La toxicologie d'aujourd'hui

En autorisant la publication de la 7e édition du Guide de surveillance biologique de l'exposition des travailleurs à des contaminants chimiques, je ne pouvais faire autrement que constater tout le chemin que nous avons parcouru en matière de toxicologie industrielle.  En fait, nous avons accompli des progrès vraiment remarquables depuis les années 60, alors que la toxicologie consistait essentiellement à étudier la pollution atmosphérique et les pesticides. Le champ des maladies professionnelles n'était pas vraiment investi sous l'angle de la prévention. Évidemment, les professionnels de la santé traitaient les cas d'amiantose, de saturnisme ou d'hydrargie lorsqu'ils étaient déclarés, mais il faudra attendre les années 70 avant que le Centre de toxicologie du Québec, sous l'impulsion du chimiste Jean-Yves Savoie qui deviendra le père fondateur des laboratoires de l'IRSST, propose un projet de surveillance biologique de l'exposition (SBE) des travailleurs à des contaminants chimiques. Plusieurs avancées scientifiques feront alors progresser la toxicologie industrielle, notamment grâce aux travaux du professeur Jules Brodeur de l'Université de Montréal, qui deviendra le directeur de l'une des premières équipes de chercheurs associés de l'IRSST.

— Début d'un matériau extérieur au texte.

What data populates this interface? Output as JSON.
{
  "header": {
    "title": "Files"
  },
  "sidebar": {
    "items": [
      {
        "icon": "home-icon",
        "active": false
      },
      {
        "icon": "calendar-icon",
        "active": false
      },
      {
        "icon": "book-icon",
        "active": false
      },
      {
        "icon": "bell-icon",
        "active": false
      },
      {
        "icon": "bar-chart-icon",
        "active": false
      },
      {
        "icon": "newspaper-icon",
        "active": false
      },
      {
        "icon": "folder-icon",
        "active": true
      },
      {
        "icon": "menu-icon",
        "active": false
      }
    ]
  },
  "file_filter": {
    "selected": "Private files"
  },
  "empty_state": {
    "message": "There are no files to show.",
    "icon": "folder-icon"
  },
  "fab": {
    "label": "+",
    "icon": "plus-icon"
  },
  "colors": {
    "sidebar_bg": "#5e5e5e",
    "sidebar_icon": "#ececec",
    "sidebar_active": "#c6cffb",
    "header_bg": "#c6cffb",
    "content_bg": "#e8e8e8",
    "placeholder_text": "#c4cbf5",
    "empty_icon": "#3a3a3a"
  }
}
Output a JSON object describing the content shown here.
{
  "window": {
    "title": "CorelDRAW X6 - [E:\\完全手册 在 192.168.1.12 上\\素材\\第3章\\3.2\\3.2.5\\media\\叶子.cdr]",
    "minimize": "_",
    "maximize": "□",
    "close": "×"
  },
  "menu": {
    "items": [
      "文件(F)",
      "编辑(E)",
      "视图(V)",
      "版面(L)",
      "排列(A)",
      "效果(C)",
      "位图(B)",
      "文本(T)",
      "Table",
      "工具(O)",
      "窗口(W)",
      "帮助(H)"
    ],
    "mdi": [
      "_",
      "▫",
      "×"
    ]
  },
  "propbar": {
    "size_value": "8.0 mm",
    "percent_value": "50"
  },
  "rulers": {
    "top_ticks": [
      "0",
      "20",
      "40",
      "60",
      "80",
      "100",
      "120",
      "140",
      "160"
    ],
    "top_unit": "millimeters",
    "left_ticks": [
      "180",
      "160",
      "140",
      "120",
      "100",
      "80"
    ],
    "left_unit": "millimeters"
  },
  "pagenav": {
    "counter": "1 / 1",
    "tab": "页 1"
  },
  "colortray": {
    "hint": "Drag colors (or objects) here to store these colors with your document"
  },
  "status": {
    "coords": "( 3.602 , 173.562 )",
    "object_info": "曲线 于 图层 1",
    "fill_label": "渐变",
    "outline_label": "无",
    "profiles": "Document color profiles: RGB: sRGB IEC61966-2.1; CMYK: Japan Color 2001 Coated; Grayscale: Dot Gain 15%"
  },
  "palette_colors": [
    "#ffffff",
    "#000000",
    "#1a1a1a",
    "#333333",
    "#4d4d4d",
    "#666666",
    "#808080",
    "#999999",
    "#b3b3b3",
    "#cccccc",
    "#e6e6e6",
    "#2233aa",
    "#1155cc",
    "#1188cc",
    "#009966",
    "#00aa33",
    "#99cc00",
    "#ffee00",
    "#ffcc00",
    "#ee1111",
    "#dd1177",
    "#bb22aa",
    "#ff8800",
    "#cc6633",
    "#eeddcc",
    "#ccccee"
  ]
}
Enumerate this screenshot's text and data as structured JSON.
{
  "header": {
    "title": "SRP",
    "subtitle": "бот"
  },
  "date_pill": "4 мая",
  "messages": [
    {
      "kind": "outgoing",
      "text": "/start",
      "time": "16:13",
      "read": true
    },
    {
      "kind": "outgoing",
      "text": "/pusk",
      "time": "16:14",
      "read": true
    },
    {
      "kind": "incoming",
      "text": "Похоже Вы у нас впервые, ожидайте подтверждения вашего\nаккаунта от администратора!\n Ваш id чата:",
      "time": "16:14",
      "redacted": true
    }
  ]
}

Au début des années 80,  des méthodes seront élaborées au Québec pour permettre d'évaluer le niveau d'exposition en analysant la concentration de contaminants dans le sang, l'urine ou l'air expiré des travailleurs. En 1987, l'IRSST publiera son premier guide de surveillance biologique qui, à l'époque, est vu comme un élément essentiel à une stratégie d'évaluation globale du risque pour la santé des travailleurs. Ce guide contient toute l'information utile aux professionnels de la santé pour prélever des échantillons de qualité et interpréter correctement les résultats d'analyse.

Les toxicologues ne sont pas au bout de leur peine. Les personnes, les contaminants, les tâches d'un travailleur ont tous des caractéristiques qui leur sont propres. Ces caractéristiques peuvent causer des variations importantes dans les résultats mesurés pour des travailleurs pourtant exposés aux mêmes contaminants pendant la même durée. Les chercheurs s'attèlent à quantifier cette variabilité et à l'associer à des indicateurs biologiques. Au fil des avancées scientifiques, la variabilité biologique sera intégrée et prise en compte dans le Guide, ce qui constituera un autre pas vers une meilleure interprétation des données de surveillance biologique. La science s'attardera ensuite aux expositions à de multiples contaminants, aux interactions toxicologiques, aux vapeurs absorbées sur des poussières, aux relations entre les niveaux d'exposition et les effets sur la santé, etc. Avec le recul, on constate l'évolution marquée de la toxicologie industrielle et les progrès qui ont accompagné l'avancement des connaissances.

La publication de la 7e édition du Guide de SBE est un moment approprié pour saluer le travail des toxicologues, des chimistes, des techniciens et techniciennes de laboratoire du Québec qui ont contribué à ce que nous puissions obtenir une meilleure évaluation de l'exposition pulmonaire, cutanée ou digestive des travailleurs et des risques pour leur santé. L'élaboration d'un tel guide est un autre bel exemple de l'utilité de la recherche pour les intervenants en santé et en sécurité du travail.